At the hospital, Kate and Kenny sat at Bud Moody’s bedside listening to him breathe. Whenever his breathing became strained, Kenny retrieved the nurse who pushed another dose of morphine into Bud’s IV.
Through all of it, Kate spoke quietly to her father to remind him she was still there at his side. The doctors had told her that, although he might not respond, he was most likely able to hear her voice, so she tried to be upbeat whenever she spoke to him despite an overwhelming urge to bury her face in the sheets and cry.

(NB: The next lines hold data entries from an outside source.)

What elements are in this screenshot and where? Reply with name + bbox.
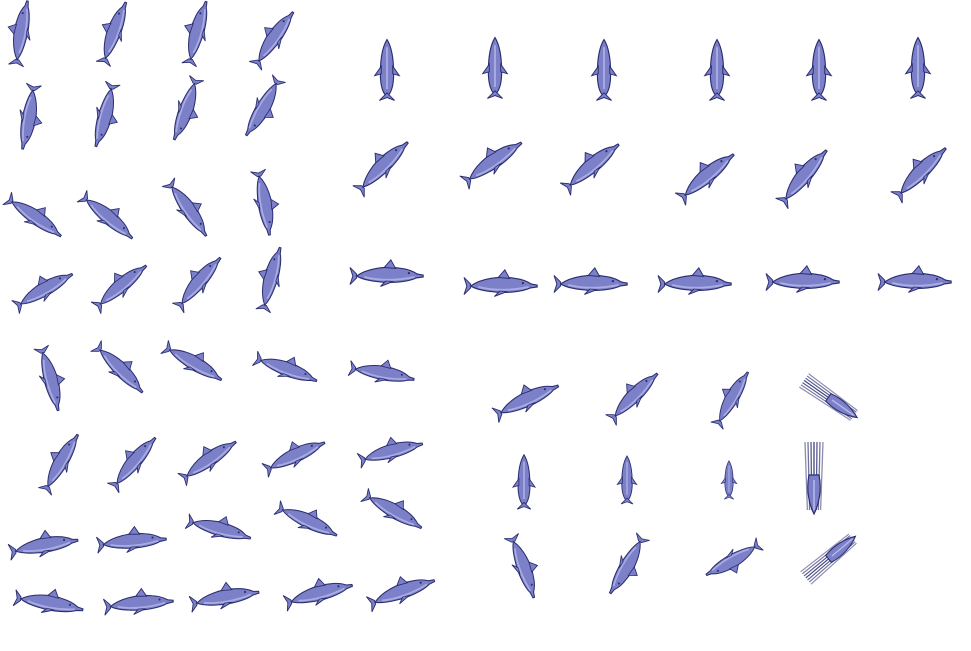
dolphin-icon	[559, 143, 620, 196]
dolphin-icon	[904, 36, 932, 99]
dolphin-icon	[177, 440, 237, 486]
dolphin-icon	[249, 11, 295, 71]
dolphin-icon	[491, 384, 560, 423]
dolphin-icon	[605, 372, 659, 426]
dolphin-icon	[553, 267, 628, 295]
dolphin-icon	[2, 192, 62, 238]
dolphin-icon	[282, 577, 354, 612]
dolphin-icon	[172, 256, 222, 314]
dolphin-icon	[674, 153, 735, 206]
dolphin-icon	[103, 587, 174, 616]
dolphin-icon	[250, 168, 280, 236]
dolphin-icon	[373, 38, 401, 101]
dolphin-icon	[504, 533, 539, 599]
dolphin-icon	[463, 269, 538, 297]
dolphin-icon	[184, 513, 252, 540]
dolphin-icon	[657, 267, 732, 295]
dolphin-icon	[347, 359, 415, 383]
dolphin-icon	[459, 141, 523, 190]
dolphin-icon	[33, 344, 66, 412]
dolphin-icon	[7, 529, 79, 561]
dolphin-icon	[356, 436, 424, 469]
dolphin-icon	[94, 80, 121, 148]
dolphin-icon	[511, 453, 537, 510]
dolphin-icon	[255, 246, 282, 314]
dolphin-icon	[96, 1, 128, 67]
dolphin-icon	[273, 500, 338, 537]
dolphin-icon	[705, 537, 764, 577]
dolphin-icon	[11, 272, 74, 314]
dolphin-icon	[19, 82, 43, 150]
dolphin-icon	[252, 351, 318, 383]
dolphin-icon	[352, 141, 409, 198]
dolphin-icon	[481, 36, 509, 99]
dolphin-icon	[890, 147, 947, 204]
dolphin-icon	[703, 38, 731, 101]
dolphin-icon	[804, 441, 824, 516]
dolphin-icon	[96, 525, 167, 554]
dolphin-icon	[90, 340, 144, 394]
dolphin-icon	[107, 436, 157, 494]
dolphin-icon	[710, 371, 750, 430]
dolphin-icon	[800, 533, 857, 585]
dolphin-icon	[360, 488, 423, 530]
dolphin-icon	[616, 455, 638, 505]
dolphin-icon	[775, 149, 828, 210]
dolphin-icon	[38, 433, 80, 496]
dolphin-icon	[366, 575, 436, 613]
dolphin-icon	[720, 460, 738, 500]
dolphin-icon	[261, 441, 326, 478]
dolphin-icon	[805, 38, 833, 101]
dolphin-icon	[162, 177, 208, 237]
dolphin-icon	[799, 373, 859, 421]
dolphin-icon	[76, 190, 134, 240]
dolphin-icon	[244, 74, 286, 137]
dolphin-icon	[90, 264, 148, 314]
dolphin-icon	[608, 532, 650, 595]
dolphin-icon	[877, 265, 952, 293]
dolphin-icon	[181, 0, 208, 68]
dolphin-icon	[765, 265, 840, 293]
dolphin-icon	[160, 340, 223, 382]
dolphin-icon	[188, 581, 260, 613]
dolphin-icon	[12, 588, 84, 613]
dolphin-icon	[7, 0, 31, 68]
dolphin-icon	[590, 38, 618, 101]
dolphin-icon	[349, 259, 424, 287]
dolphin-icon	[172, 75, 204, 141]
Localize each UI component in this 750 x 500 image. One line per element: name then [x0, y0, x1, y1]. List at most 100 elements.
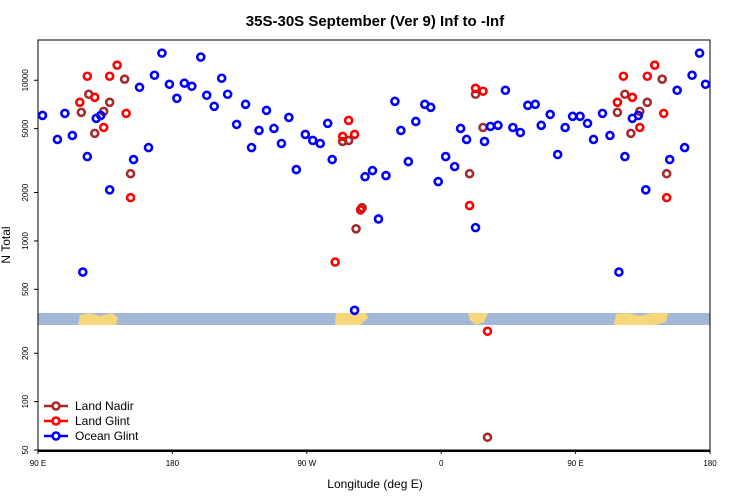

She held her father’s ha
nd, gently stroking his fingers, just in case the doctors were wrong and that touch was their only link, the only way to assure him he wasn’t alone.
At three o’clock in the morning, Kenny tried to persuade Kate to take a nap in the vacant bed near the window, but she refused, worried that her father might wake up, just for a moment, to find that she was no longer there.
“You go ahead,” she told Kenny. “I’m not going to, but there’s no need for both of us to stay awake.”
Shortly after Kenny fell asleep, the nurse stepped into the room to listen to Bud Moody’s shallow breathing and to turn him slightly on the mattress. Her name was Eleanor, and she’d been there almost since Kate arrived. She touched Kate on the shoulder.
“Can I get you anything?” she whispered.
Kate looked sadly up at the nurse, her eyes vacant from worry and lack of sleep, and she shook her head.
Eleanor glanced at Kenny who was, by now, sleeping soundly in the adjacent bed. “You should get some sleep, too,” she told Kate.
Kate returned her attention to her father and tried to blink the sleep from her eyes. “I’m okay,” she assured the nurse.
On her way out of the room, Eleanor draped a blanket over Kate’s shoulders. “If you need anything at all, just let me know,” she said. She patted Kate on the shoulder and left her to return to her vigil.
Sitting there in the dimly-lit room, she thought about Edward, driving through the night to be at their father’s side. She considered the risk he was taking, returning home where anyone might recognize him. She still had no idea how he’d be able to visit with their father without Kenny seeing him. She looked up at the clock, wondering if Edward was going to come walking through the door at any moment.
It was precisely at that moment that James awoke in the rest area parking lot. He was startled at first, confused by his strange surroundings, and he sat for a moment listening to the rumble and hum of the cars and trucks passing on the interstate and the steady thrumming of the rain on the roof of the Jeep. He suddenly remembered the urgency of his journey, and he peered at his watch to determine how long he’d slept. It was just after four o’clock in the morning; he’d slept for more than an hour.